La reconnaissance de l'importance de cette parution dans les cadre des "Classical Internet Awards" 2004, nous amène logiquement à documenter sur le site certains disques parus avant notre création, disques dont nous avions déjà souligné, en d'autres temps et sous d'autres cieux, l'extrême valeur.L'édition de Polyphème de Jean Cras est un acte éditorial particulièrement téméraire: enregistrer un opéra en studio devient quasiment suicidaire. Alors, imaginez un opéra inconnu d'un compositeur quasi inconnu! Chapeau bas donc à Timpani.
Mais rien ne serait pire qu'une critique, une note ou une distinction qui salue uniquement le courage d'une entreprise téméraire. Si Polyphème est un événement c'est pour la beauté de l'œuvre de Jean Cras et pour la qualité de la distribution réunie par Timpani. Point.

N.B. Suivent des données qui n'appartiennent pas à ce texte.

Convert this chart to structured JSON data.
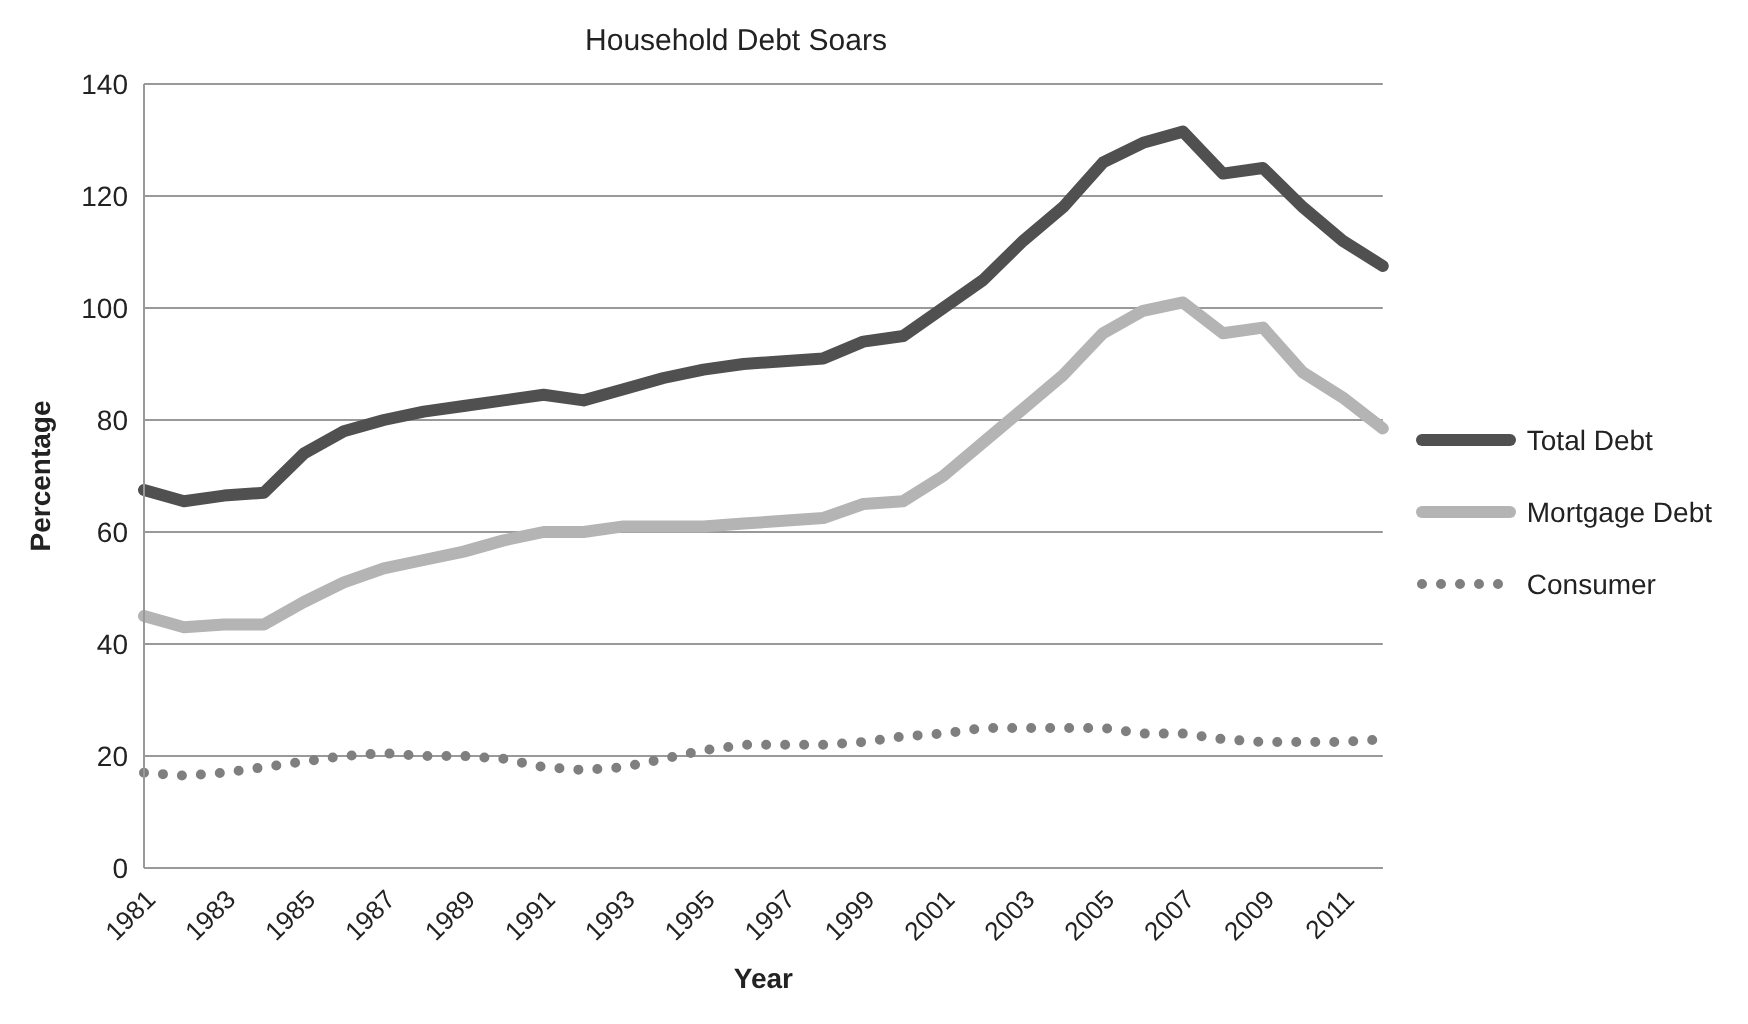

Le drame posthume du poète symboliste Albert Samain (1858-1900) mêle deux versions du mythe du cyclope Polyphème: celle de Théocrite, selon laquelle Polyphème se retire au bord de la mer en chantant des complaintes d'amour, et celle, très largement diffusée, de Lucien (cf. les ouvrages de Lully et Haendel) qui montre Polyphème jaloux des amours d'Acis et Galatée. Comme a pu le souligner Jacques Bonnaure: "Cras a pu être séduit par le sens philosophique du drame: il ne s'agit plus seulement d'un vieillard ridicule jaloux du jeune amant de la jolie nymphe qu'il convoitait, mais une méditation amère sur l'âge et l'amour. Ici, Polyphème est un sage humaniste triomphant de sa concupiscence, d'une richesse intérieure que Galatée, qui se comporte du début à la fin comme une petite cruche, n'a pas imaginée. En outre, le rude géant reflète les forces de la nature méditerranéenne qui l'entoure."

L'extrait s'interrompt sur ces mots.